We strolled the park and read the tour map. “Bleecker Street in the 1890s had a number of ‘fairy’ bars, often subject to raids, where cross-dressing young men solicited male customers,” according to the tour guide. Later, the Village became one of the first neighborhoods in New York City with a large LGBT population, and the location of many bars and clubs that welcomed LGBT customers. “Gay bars were crucial to creating a sense of community and cultivating political action in an era of discrimination,” we read.

Christopher Street
After the 1969 Stonewall Uprising, Christopher Street would become one of the best-known LGBT streets in the world.COURTESY/NYC LGBT HISTORIC SITES PROJECT

We passed the site of the infamous Stonewall Inn, the bar that police raided in 1969, sparking the uprising and the site of the former office of the Mattachine Society, an early national gay rights organization, once considered quite radical. It’s now home to the historic Kettle of Fish bar, established in 1950 and popular with beat musicians and writers.

We visited Marie’s Crisis Café, an historic piano bar that first opened in 1920 as a speakeasy, and discovered that the lesbian novelist Patricia Highsmith was a regular here. Highsmith wrote 22 novels under the pen name Claire Morgan, including “Strangers on a Train” and “The Talented Mr. Ripley.” Many of her novels were set in Greenwich Village. Next, we headed to Washington Place to the site of the start of New York’s First Pride March, held in 1970.

It was a beautiful, warm spring day, and the village was hopping. After the long COVID-19 shutdown and slowdown, folks were out and about, sidewalk cafes, and coffeehouses were open, and parks were filled with dog walkers and families. It felt good.

Stonewall
The infamous Stonewall Inn is the bar that police raided in 1969, igniting the Stonewall Uprising.COURTESY/NYC LGBT HISTORIC SITES PROJECT

We didn’t mind hauling it up to 10th Street to visit Julius’ Bar.
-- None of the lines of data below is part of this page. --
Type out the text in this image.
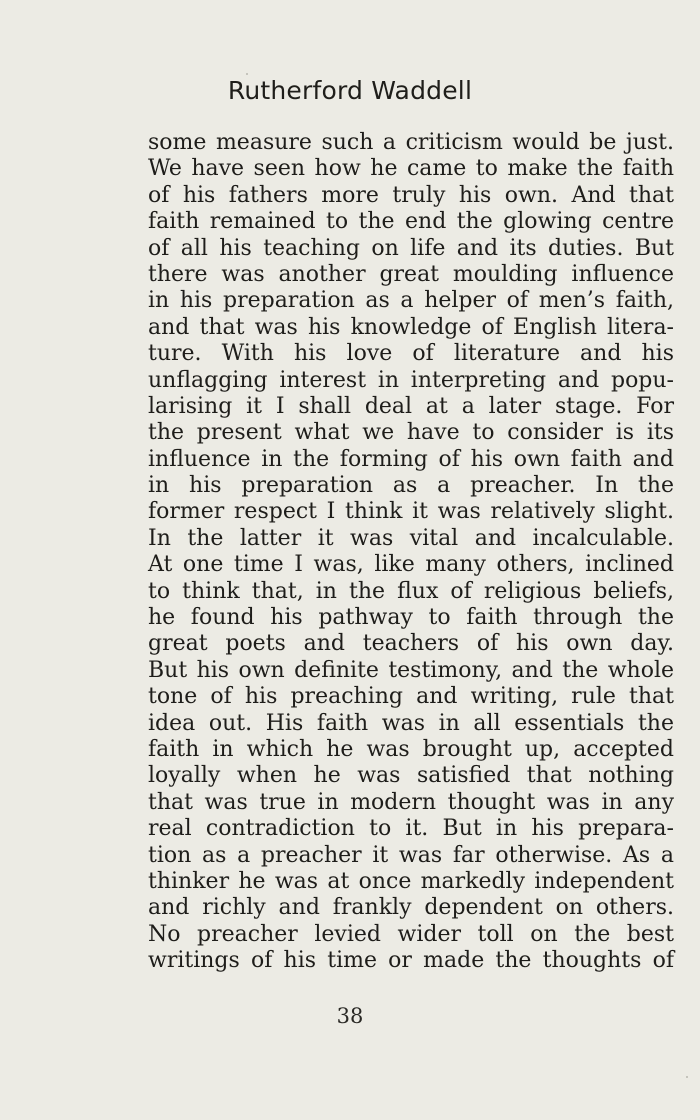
Rutherford Waddell
some measure such a criticism would be just.
We have seen how he came to make the faith
of his fathers more truly his own. And that
faith remained to the end the glowing centre
of all his teaching on life and its duties. But
there was another great moulding influence
in his preparation as a helper of men’s faith,
and that was his knowledge of English litera-
ture. With his love of literature and his
unflagging interest in interpreting and popu-
larising it I shall deal at a later stage. For
the present what we have to consider is its
influence in the forming of his own faith and
in his preparation as a preacher. In the
former respect I think it was relatively slight.
In the latter it was vital and incalculable.
At one time I was, like many others, inclined
to think that, in the flux of religious beliefs,
he found his pathway to faith through the
great poets and teachers of his own day.
But his own definite testimony, and the whole
tone of his preaching and writing, rule that
idea out. His faith was in all essentials the
faith in which he was brought up, accepted
loyally when he was satisfied that nothing
that was true in modern thought was in any
real contradiction to it. But in his prepara-
tion as a preacher it was far otherwise. As a
thinker he was at once markedly independent
and richly and frankly dependent on others.
No preacher levied wider toll on the best
writings of his time or made the thoughts of
38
During the 1960s, the New York State Liquor Authority regularly revoked the licenses of bars known to serve gay men and lesbians. On April 21, 1966, members of the Mattachine Society staged the Sip-In protest here, publicizing and challenging the Authority’s discriminatory practice. According to our tour map, “It was one of the earliest pre-Stonewall public actions for LGBT rights and a big step forward in legitimizing LGBT bars in New York.”

We ended our tour with a walk down Greenwich Avenue, once known as the “cruisiest street in the Village.”

For more information, visit www.nyclgbtsites.org. In addition to the 350 historic Web entries, the NYC LGBT Historic Sites Project is now researching 300 additional sites in the city, and working on other themes, including City of Immigrants, Communities of Color, Progressive-Era Reformers, and Gay-Owned Businesses. They’re also planning to produce brief, virtual thematic tours that viewers could watch on their YouTube channel.